The dish needs a full clear view of the sky, which is why I mounted it on a roof rather than the outside wall of my house, but it’s motorised and uses its own connection to know where it is, where the Starlink satellites are at any time, and it moves automatically to track the strongest signal; I did get call dropouts on Messenger and Skype the first day until I moved the dish to a better location. The thing can even detect when it’s snowing, and warm the dish to melt any snow that settles.
This tracking means that Starlink is incredibly flexible, and can even be taken camping, or mounted on the roof of a camper van or motor home. It’s this kind of flexibility that hugely surprised and impressed me.
So what about the connection? Well Starlink are still in the process of putting satellites into low Earth orbit, a process that had been controversial with astronomy groups to say the least. Starlink told me I should expect around 100Mb/s maximum download speed and probably 5Mb/s to 10Mb/s upwards. The speed does vary depending on the satellite and the quality of its connection.
I was very surprised though to see my connection regularly reaches 225Mb/s down and 20Mb/s up, which is just huge. Ping times are reasonably low too at between 50ms and 80ms, so not bad for a connection that has to go all the way into orbit and back. The company also says the connections will get more stable and faster over the next few years as more satellites are placed in orbit.

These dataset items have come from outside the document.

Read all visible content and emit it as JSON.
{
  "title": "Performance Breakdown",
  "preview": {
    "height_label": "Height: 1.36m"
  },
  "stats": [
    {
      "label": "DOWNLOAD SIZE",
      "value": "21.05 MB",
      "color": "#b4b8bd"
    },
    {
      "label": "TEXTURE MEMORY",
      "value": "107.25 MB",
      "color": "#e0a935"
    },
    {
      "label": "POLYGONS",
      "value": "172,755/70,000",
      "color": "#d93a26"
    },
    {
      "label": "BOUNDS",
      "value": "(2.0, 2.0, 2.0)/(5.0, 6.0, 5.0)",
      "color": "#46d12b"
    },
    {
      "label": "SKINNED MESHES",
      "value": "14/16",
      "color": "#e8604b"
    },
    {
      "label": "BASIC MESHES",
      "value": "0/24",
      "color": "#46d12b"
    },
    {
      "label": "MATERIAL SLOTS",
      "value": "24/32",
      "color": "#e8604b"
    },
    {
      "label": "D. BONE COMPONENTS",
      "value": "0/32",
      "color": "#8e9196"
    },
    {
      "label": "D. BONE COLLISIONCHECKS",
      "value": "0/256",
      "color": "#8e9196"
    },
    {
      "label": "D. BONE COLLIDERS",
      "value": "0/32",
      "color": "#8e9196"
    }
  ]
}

So I’ve now decided that Orange France can “go chuff” with their promise of eventual 100Mb/s fibre broadband. Starlink clearly has several advantages, the first obviously being the speed, but the second is reliable pricing with ground-based telecoms companies notorious for hiking prices whenever they feel like it. When you factor in the reliability that comes from not having to rely on creaky, old infrastructure it becomes a no-brainer.
I am hugely happy with my Starlink dish, my Starlink connection which is now stable and reliable all of the time and never drops below 85Mb/s on a bad day, even in heavy rain with lots of cloud cover, and I’m damn well keeping it. Well done Elon.
I’m happy that you’ve found light (or fast data) at the end of the tunnel with your broadband connection, it may sound a bit expensive to some people, I have a feeling that will change over time and you’ll have the last laugh, rather than the small smirk you may have at the moment. I really don’t know how you’ve managed for so long on the speeds you were getting from Orange France, given your chosen career. Given your new lightening broadband speeds, long may your career continue and indeed prosper.
Thanks, I was dithering, 3Mbit/second here would be pure luxury, the cable manages 1 on a good day, the 4G manages 2 when it works which isnt often.
Frankly I cant stand musk, but if starlink works as you say then thank heavens someone has socked it to the lazy, incompetent, useless, arse suckers that the French call telecom companies… none manage better than 80% 1 star ratings on trust pilot and frankly my two (free and bouygues would rate 5 piles of dog poo if it were allowed).